El abad se encontraba trabajando en su huerto cuando el emisario llegó, mientras hablaba con él cortó unas coles, las que sobresalían más, y le dijo al mensajero:

“dile a tu amo lo que has visto”

Así lo hizo el caballero, entendiendo Ramiro la solución y el consejo de su amigo. Convocó Cortes, haciendo llamar a los principales hombres de las casas más importantes para que acudieran a Huesca con motivo de la fundición de una campana excepcional. Una campana que iba a poder oírse en todos los dominios de Aragón.

La oportunidad de hacerse notar en un acto de esa importancia hizo que todos asistieran al supuesto acto. Según iban llegando los nobles ordenó que invitasen a entrar uno a uno, a una sala, siguiendo el orden de “rebeldí”, es decir, los que le habían causado más problemas fueron los primeros en entrar. Una vez dentro, también uno a uno, eran sorprendidos por un verdugo que estaba oculto y decapitados sin piedad.

José Casado del Alisal, La campana de Huesca, 1880, óleo sobre lienzo, museo del Prado. Expuesto en el ayuntamiento de Huesca. (detalle)

Cuando ya había asesinado a la mayoría, colocó los cuerpos en círculo y colgó la cabeza del obispo de Jaca (al parecer el más beligerante) como si fuera un badajo e invitó a entrar en la sala al resto de señores. Con esta lección obtendría definitivamente el respeto, Ramiro II.

Página inicial de la comedia de Lope de Vega La Campana de Aragón (1623).

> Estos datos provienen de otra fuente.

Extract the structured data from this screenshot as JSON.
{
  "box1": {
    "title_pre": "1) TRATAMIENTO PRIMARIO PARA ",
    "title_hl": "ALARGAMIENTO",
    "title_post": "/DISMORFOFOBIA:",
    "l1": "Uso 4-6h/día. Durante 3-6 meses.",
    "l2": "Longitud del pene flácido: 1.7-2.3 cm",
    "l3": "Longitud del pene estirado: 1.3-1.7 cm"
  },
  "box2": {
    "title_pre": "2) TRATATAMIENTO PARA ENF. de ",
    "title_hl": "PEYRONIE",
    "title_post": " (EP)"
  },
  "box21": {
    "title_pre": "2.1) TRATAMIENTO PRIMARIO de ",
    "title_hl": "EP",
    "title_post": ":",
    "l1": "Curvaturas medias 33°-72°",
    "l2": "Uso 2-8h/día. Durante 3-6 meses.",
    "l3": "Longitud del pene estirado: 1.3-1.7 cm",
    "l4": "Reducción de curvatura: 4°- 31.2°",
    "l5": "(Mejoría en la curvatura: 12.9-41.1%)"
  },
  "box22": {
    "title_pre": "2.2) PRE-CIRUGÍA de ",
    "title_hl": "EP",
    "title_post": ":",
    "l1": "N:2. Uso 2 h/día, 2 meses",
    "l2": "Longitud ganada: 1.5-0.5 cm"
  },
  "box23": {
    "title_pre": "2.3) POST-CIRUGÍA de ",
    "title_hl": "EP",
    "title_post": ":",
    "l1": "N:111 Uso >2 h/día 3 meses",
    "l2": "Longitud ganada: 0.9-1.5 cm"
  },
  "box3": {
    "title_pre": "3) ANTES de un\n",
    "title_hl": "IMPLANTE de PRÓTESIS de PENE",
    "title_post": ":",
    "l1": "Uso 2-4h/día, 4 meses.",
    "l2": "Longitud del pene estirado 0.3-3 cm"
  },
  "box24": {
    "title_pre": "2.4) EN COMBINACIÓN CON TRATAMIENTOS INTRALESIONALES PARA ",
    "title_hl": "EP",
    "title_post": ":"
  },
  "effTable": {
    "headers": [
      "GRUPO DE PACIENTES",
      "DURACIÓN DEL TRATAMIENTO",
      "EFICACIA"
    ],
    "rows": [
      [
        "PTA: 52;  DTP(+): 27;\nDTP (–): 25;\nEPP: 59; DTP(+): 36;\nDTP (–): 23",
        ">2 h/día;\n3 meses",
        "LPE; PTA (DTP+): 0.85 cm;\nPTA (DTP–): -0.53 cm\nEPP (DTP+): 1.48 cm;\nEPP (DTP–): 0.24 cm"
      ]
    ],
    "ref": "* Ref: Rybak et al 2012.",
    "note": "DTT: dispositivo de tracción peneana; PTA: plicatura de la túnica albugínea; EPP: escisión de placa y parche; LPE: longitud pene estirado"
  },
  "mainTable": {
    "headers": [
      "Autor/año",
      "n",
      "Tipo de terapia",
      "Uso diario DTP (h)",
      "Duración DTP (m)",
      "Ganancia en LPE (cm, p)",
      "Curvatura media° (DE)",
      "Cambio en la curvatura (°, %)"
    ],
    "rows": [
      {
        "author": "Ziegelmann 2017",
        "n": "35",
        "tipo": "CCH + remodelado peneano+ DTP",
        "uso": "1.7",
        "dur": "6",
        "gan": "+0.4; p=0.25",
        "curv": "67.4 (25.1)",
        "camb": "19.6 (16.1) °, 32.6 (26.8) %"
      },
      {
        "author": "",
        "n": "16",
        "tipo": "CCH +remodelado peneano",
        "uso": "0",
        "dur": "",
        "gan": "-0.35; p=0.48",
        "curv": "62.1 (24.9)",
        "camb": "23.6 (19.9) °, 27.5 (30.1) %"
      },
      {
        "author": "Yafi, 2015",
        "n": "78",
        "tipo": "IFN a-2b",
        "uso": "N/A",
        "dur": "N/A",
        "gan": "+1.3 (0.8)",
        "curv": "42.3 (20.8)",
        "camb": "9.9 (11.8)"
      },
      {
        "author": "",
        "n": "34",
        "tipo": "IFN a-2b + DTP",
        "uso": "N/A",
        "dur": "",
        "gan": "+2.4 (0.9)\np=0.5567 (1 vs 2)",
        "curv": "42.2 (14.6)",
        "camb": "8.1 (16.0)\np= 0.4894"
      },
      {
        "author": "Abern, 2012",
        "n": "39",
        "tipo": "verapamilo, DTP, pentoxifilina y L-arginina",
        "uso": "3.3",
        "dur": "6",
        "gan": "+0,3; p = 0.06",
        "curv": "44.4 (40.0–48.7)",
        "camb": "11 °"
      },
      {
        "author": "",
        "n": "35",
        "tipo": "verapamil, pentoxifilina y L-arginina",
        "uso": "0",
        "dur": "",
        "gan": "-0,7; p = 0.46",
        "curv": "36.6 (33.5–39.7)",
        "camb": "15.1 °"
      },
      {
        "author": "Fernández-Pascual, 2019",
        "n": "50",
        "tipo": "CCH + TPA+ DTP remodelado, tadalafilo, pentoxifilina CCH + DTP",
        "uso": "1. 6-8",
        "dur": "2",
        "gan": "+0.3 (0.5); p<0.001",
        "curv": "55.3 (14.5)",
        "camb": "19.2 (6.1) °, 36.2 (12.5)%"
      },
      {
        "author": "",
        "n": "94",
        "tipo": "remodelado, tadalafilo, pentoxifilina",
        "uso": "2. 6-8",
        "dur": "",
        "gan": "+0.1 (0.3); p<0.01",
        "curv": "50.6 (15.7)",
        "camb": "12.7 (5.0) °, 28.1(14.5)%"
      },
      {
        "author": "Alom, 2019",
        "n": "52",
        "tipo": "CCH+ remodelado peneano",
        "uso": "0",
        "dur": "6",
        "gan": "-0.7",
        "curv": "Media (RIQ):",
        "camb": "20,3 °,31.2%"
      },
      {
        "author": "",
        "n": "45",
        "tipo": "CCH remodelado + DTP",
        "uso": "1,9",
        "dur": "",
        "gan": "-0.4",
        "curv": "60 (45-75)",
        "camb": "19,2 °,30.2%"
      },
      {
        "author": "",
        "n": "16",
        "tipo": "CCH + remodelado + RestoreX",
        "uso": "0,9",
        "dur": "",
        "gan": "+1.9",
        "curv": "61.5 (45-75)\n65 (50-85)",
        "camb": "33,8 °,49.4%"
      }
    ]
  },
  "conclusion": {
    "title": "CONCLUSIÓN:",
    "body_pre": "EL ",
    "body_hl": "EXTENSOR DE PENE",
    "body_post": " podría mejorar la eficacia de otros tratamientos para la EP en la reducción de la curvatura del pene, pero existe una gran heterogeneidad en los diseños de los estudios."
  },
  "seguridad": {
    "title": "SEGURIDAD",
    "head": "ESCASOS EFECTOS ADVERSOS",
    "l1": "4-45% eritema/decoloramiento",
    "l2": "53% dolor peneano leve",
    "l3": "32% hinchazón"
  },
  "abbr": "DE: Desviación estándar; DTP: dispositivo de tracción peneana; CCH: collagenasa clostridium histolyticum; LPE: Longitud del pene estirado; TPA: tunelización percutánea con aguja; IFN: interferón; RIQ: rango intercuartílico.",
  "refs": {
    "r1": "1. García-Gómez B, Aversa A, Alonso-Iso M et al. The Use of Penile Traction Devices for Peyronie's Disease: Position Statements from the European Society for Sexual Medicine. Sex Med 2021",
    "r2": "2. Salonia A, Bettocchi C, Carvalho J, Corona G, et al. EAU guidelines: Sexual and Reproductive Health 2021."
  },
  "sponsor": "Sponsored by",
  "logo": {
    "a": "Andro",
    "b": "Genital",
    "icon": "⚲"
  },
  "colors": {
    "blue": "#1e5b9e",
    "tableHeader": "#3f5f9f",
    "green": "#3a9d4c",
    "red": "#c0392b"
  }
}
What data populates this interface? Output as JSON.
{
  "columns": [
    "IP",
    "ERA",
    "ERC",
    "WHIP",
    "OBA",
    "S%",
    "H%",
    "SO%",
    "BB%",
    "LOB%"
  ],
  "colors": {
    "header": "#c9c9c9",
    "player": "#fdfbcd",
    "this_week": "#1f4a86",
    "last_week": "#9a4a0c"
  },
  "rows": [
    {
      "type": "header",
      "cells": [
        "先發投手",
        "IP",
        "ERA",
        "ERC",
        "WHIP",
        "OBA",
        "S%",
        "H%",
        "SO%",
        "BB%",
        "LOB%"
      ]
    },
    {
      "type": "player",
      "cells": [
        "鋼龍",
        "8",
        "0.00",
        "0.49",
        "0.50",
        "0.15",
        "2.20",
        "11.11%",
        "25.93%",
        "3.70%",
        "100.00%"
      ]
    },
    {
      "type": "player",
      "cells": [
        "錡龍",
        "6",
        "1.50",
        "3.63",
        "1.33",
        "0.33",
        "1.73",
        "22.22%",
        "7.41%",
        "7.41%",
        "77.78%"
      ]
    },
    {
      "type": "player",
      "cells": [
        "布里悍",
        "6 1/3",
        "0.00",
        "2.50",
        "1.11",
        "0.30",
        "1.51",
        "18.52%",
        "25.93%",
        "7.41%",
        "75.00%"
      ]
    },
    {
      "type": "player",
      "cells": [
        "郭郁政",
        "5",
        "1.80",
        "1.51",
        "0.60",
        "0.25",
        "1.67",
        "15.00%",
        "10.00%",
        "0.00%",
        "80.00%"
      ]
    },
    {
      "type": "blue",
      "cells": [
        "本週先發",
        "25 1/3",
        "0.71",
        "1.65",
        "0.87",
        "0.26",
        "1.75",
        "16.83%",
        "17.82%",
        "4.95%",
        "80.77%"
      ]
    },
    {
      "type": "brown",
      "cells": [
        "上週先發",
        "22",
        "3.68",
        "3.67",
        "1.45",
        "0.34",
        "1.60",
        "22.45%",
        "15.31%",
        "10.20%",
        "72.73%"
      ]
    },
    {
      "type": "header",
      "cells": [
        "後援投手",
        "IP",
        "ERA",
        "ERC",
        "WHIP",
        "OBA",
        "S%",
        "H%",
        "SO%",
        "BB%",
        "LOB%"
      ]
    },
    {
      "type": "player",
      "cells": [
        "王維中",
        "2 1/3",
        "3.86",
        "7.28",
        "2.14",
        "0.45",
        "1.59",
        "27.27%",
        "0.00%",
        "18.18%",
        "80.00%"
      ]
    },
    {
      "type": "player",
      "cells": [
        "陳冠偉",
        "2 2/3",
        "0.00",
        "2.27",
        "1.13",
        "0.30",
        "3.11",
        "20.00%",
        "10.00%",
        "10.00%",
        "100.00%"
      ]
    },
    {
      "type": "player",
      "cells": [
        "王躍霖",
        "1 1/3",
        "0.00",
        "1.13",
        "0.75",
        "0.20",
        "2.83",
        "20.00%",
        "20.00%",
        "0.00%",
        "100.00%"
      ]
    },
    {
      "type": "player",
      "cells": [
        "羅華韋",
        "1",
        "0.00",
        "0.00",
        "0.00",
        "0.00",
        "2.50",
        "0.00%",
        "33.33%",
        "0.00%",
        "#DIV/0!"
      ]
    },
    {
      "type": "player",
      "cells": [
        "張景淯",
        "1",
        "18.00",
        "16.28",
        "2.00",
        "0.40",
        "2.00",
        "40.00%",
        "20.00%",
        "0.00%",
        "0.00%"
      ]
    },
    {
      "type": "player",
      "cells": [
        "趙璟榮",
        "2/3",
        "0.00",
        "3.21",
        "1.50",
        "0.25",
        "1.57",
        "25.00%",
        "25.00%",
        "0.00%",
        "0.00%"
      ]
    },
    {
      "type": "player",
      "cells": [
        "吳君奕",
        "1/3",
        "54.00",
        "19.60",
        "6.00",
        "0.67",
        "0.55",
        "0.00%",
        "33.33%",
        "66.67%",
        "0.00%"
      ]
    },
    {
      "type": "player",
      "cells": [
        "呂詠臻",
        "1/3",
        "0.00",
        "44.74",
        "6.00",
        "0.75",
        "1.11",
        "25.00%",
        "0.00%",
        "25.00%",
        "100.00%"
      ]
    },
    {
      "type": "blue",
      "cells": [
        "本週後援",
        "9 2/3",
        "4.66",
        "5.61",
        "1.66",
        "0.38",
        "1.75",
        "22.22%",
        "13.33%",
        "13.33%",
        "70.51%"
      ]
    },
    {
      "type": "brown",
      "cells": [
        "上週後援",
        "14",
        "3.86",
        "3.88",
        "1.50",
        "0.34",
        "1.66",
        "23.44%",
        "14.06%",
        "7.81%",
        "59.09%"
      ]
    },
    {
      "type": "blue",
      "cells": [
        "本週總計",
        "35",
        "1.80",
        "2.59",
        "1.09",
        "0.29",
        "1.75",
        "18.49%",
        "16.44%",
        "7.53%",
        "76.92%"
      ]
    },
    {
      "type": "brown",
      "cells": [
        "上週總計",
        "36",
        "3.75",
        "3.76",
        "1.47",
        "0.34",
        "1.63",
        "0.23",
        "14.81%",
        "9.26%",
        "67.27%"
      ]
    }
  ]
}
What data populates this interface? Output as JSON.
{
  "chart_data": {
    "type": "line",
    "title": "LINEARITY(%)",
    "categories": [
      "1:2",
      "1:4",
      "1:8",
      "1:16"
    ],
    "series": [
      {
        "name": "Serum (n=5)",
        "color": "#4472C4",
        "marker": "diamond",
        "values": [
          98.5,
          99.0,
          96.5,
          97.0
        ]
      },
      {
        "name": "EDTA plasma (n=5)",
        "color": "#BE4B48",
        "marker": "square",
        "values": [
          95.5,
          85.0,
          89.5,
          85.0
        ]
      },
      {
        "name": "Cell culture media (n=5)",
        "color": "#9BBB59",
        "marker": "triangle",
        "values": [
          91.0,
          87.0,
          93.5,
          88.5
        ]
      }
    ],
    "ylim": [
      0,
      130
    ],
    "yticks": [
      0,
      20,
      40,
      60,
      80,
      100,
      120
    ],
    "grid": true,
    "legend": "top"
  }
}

La historia es una clara apología del poder del monarca, y por extensión su autoridad sobre sus súbditos. Estos son castigados por su desobediencia y falta de lealtad a su señor, la historia justifica la mano firme ante las actitudes levantiscas o revolucionarias contra la autoridad, algo muy común en nuestra España durante toda su Historia.